PMID:15186318 Namazi MR; Exp Dermatol 13 (6): 337-9 (2004)
Lovastatin, is a cholesterol-lowering agent isolated from a strain of Aspergillus terreus. After oral ingestion, lovastatin, which is an inactive lactone, is hydrolyzed to the corresponding beta-hydroxy acid form. This principal metabolite is a specific inhibitor of 3-hydroxy-3- methylglutaryl-coenzyme A (HMG-CoA) reductase. This enzyme catalyzes the conversion of HMG-CoA to mevalonate, which is an early and ratelimiting step in the biosynthesis of cholesterol.
Health Canada; Product Monograph for Lovastatin (20 mg and 40 mg Tablets USP), Drug Identification Number (DIN): 02344335 p.20 (Date of Revision: May 29, 2014). Available from, as of February 1, 2017: https://health-products.canada.ca/dpd-bdpp/index-eng.jsp
Lovastatin is a member of Statins, which are beneficial in a lot of immunologic cardiovascular diseases and T cell-mediated autoimmune diseases.
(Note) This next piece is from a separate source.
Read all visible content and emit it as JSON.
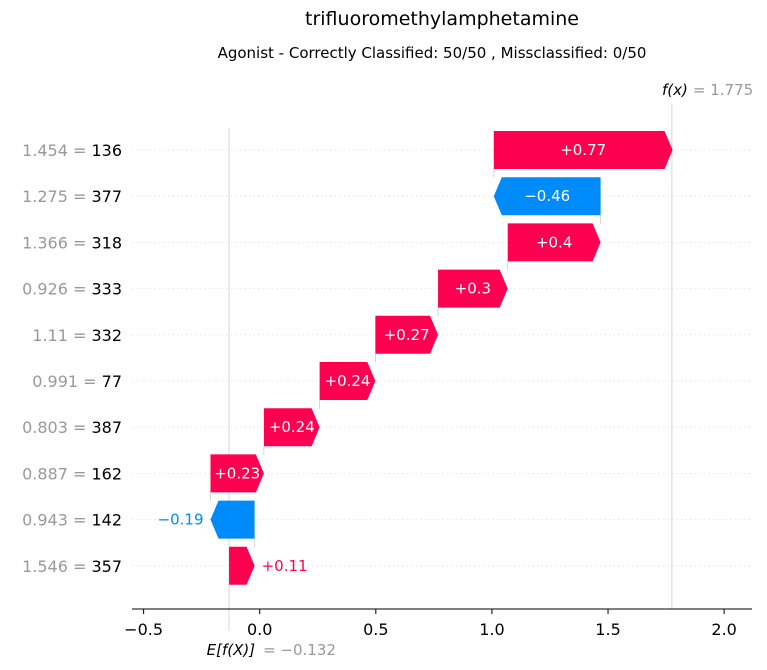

Kv1.3 channel plays important roles in the activation and proliferation of T cells, and have become attractive target for immune-related disorders. The present study was designed to examine the block effect of Lovastatin on Kv1.3 channel in human T cells, and to clarify its new immunomodulatory mechanism. We found that Lovastatin inhibited Kv1.3 currents in a concentration- and voltage-dependent manner, and the IC50 for peak, end of the pulse was 39.81 +/- 5.11, 6.92 +/- 0.95 uM, respectively. Lovastatin also accelerated the decay rate of current inactivation and negatively shifted the steady-state inactivation curves concentration-dependently, without affecting the activation curve. However, 30 uM Lovastatin had no apparent effect on KCa current in human T cells. Furthermore, Lovastatin inhibited Ca(2+) influx, T cell proliferation as well as IL-2 production. The activities of NFAT1 and NF-kB p65/50 were down-regulated by Lovastatin, too. At last, Mevalonate application only partially reversed the inhibition of Lovastatin on IL-2 secretion, and the siRNA against Kv1.3 also partially reduced this inhibitory effect of Lovastatin. In conclusion, Lovastatin can exert immunodulatory properties through the new mechanism of blocking Kv1.3 channel.